BUSINESS
06/26/2017 03:50 pm ET Updated Jun 26, 2017

Immigration Crackdown Expected To Increase Crops Left Unharvested In California Fields

"There aren't enough workers, and everyone is fighting for everybody else's workers," says one vineyard owner.

Farmers in California often struggle to find enough workers to harvest fields bursting with crops. Now the situation is growing dire as crackdowns on immigrants are leaving tons of food to rot in fields.

Last year some $13 million in strawberries, broccoli, lettuces and other crops were plowed under in Santa Barbara County alone for lack of pickers, the Santa Barbara Independent reports, citing the Grower-Shipper Association of Central California. The situation this year is expected to be far worse. Five years ago the loss was just $4.4 million, the Independent says.

Arrests of undocumented immigrants have surged in the first few months of President Donald Trump’s administration, with arrests of immigrants without criminal records more than doubling nationwide over the beginning of 2016, according to The Washington Post. To make matters worse, even before the crackdown, the number of agricultural workers in California — overwhelmingly Mexican — had decreased as Mexico’s economy improved, keeping more workers at home. 

At the same time, younger immigrants are less likely than their parents to work in the fields: Better-educated young people find better jobs. Those forced to take lower-paid work prefer to take jobs in hotels and restaurants because they’re less physically demanding.

The empty slots don’t translate into more jobs for Americans because Americans don’t want them, according to farmers, even though farmworker pay in many areas is well above minimum wage, paying close to $30,000 in certain areas for full-time work, reports the Los Angeles Times. But the labor is back-breaking, involves long hours, and is seasonal, leaving stretches of time with no pay for many workers.

U.S. workers filled just 2 percent of tracked farm jobs advertised in 1996, according to a report by the Labor Department, and the statistic is believed to be similar today. One vineyard owner complained that every American he has ever hired to work in the fields quit by lunch the first day.
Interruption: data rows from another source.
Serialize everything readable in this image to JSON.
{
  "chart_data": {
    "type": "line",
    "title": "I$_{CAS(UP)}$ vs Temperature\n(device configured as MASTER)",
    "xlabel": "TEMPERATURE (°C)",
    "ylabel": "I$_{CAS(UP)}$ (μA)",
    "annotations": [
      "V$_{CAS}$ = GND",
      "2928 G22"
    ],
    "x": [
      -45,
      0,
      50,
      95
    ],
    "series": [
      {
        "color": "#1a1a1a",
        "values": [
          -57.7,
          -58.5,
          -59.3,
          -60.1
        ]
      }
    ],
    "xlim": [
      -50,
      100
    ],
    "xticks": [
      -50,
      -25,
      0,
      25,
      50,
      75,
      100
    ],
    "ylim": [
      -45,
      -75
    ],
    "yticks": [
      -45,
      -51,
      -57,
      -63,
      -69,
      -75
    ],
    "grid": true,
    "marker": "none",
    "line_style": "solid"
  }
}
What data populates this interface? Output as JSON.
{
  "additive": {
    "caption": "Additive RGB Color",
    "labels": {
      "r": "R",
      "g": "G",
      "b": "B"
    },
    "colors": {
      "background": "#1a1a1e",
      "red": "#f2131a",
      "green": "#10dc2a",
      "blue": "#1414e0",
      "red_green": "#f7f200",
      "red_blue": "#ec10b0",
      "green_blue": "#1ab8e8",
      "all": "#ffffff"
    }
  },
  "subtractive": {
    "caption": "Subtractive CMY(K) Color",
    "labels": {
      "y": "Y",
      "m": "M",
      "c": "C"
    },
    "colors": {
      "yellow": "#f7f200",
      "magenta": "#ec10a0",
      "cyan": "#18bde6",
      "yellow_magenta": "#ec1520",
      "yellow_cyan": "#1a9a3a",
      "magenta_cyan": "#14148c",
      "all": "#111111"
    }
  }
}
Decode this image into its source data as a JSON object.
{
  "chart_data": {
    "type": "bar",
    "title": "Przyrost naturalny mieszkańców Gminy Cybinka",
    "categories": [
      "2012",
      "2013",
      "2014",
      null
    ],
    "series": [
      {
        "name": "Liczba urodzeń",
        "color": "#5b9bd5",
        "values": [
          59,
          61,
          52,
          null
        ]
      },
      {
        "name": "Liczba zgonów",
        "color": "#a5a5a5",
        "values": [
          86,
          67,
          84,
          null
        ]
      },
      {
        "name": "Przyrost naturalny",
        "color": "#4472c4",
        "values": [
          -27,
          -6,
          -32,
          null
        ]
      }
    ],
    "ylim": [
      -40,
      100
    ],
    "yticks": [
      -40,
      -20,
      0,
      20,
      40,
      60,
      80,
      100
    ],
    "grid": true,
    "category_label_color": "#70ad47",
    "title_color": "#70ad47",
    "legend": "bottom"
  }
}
Stockton vineyard owner Jeff Klein, 35, last year pulled up 113,000 chardonnay grapevines because he couldn’t compete with better wages paid by more lucrative Napa vineyards. Trump-era deportations are “killing our labor force,” he told the LA Times. “There’s not enough guys, and everybody is fighting for everybody else’s guys.”

Some farmers are hoping to increase the number of laborers with foreign guest workers on H-2 visas. It’s a program the Trump family has relied on for the vineyard at Trump winery. Trump Vineyard Estates filed its latest request for visas for foreign farm workers at its Virginia winery in February — for 23 laborers at $11.27 an hour through October this year. In December, Trump Vineyard Estates also filed an application with the Department of Labor seeking  six similar visas in paperwork submitted just days after Trump urged an Indiana company not to ship American jobs to Mexico.

CNN reported last summer that Trump companies have employed at least 1,256 foreign workers — most from Romania and South Africa — in the past 15 years.

Ironically, many California farmers desperate for labor have been forced to mechanize their operations as much as possible to compensate for a shortage of workers.